De l’autre côté des Pyrénées, Emmanuel Macron, lui, se montre plus ferme. Au sortir du sommet franco-espagnol auquel il participait, s’il se satisfait de l’absence « de débordements et de violences », le chef de l’Etat fait le choix de démontrer sa détermination en plaçant le débat sur sa légitimité démocratique. Et donc, sur sa personne : « Il y a eu aussi un premier tour qui m’a placé en tête, où les choses avaient été dites en très grand détail et clairement. Il y a ensuite eu des législatives, qui ont donné une majorité relative, où les choses étaient portées clairement. On ne peut pas faire non plus comme s’il n’y avait pas eu d’élections il y a quelques mois, c’est juste ce que je dis, avec beaucoup de calme, parce que cette réforme fait partie de ce qui avait été présenté. » Voilà les contestataires prévenus, s’ils avaient encore un vague espoir : le président de la République est et restera droit dans ses bottes. A ses ministres de se débrouiller avec ça.

Cette première grande journée de manifestation, malgré son ampleur, n’y changera rien. Certes, les membres du gouvernement concèdent que le nombre de Français dans la rue se situe dans la fourchette haute de ce qu’ils attendaient, pourtant, dans l’après-midi, au point culminant de la mobilisation, ils tendaient plutôt à minimiser l’évènement. Du moins, à le normaliser. « C’est plutôt réussi, mais je ne suis pas surpris, c’est le contraire qui aurait été étonnant. En revanche, ce n’est pas un carton », glissait un ministre aux alentours de 18 heures. Quelques minutes plus tard, un autre tempérait : « C’est assez fort, même si le taux de grévistes est inférieur à celui de 2019 au premier jour. »

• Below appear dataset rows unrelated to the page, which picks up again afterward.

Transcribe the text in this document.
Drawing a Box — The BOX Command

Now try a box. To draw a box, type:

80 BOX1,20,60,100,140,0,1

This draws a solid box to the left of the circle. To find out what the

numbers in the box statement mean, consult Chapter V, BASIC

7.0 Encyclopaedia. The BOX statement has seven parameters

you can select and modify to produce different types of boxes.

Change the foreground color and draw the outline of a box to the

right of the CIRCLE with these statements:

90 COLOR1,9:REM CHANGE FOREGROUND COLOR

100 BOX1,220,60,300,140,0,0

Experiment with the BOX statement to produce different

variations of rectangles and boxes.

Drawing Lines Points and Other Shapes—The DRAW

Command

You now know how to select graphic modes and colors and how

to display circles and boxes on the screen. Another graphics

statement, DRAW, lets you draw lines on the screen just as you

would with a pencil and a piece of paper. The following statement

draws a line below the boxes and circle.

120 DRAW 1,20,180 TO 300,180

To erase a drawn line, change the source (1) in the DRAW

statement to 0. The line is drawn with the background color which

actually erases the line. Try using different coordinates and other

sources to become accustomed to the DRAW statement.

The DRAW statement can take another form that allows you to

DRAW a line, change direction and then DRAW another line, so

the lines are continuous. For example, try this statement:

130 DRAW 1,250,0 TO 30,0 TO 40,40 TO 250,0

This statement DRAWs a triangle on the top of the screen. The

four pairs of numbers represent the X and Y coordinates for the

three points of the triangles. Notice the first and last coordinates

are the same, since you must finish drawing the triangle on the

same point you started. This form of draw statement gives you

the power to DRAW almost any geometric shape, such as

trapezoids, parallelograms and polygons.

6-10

Ce n’est pas tant les chiffres de cette première journée qui inquiètent l’exécutif que la capacité des organisations syndicales et politiques à reproduire, et intensifier, ces mobilisations dans les semaines qui viennent. A quel point le mouvement tiendra-t-il la longueur ? « C’est la dynamique qui donnera le ‘la’. On verra si ça baisse ou non lors des deux ou trois prochaines journées organisées par l’intersyndicale. Ce sera ça, le vrai baromètre », dit-on au sein du gouvernement, même si un ministre prévoit une journée de samedi, menée par les organisations de jeunesse avec le soutien de la France insoumise, « largement en retrait » comparée à celle de jeudi. La prochaine journée de manifestations, prévue le 31 janvier par l’intersyndicale, aura valeur de vrai premier test pour les syndicats dans leur capacité d’embarquer Monsieur et Madame tout le monde dans leur combat.

Depuis des semaines, plusieurs membres de l’équipe gouvernementale parient sur un soutien de moins en moins franc de la part des Français, qui seraient « plus fatigués qu’en colère » dans le contexte de crise économique actuel. « Aujourd’hui les gens ont besoin d’apaisement, ils ont plutôt envie d’être rassemblés que divisés. Ils reconnaissent qu’on est en train d’aider, difficile pour eux de dire qu’on les étrangle », explique l’un d’eux. Un risque perdure pour autant : qu’un mécontentement global contre les grèves, les blocages, ou pire encore contre des initiatives violentes prises hors de tout cadre syndical, vienne à se transférer sur le pouvoir en place, jugé incapable de les endiguer.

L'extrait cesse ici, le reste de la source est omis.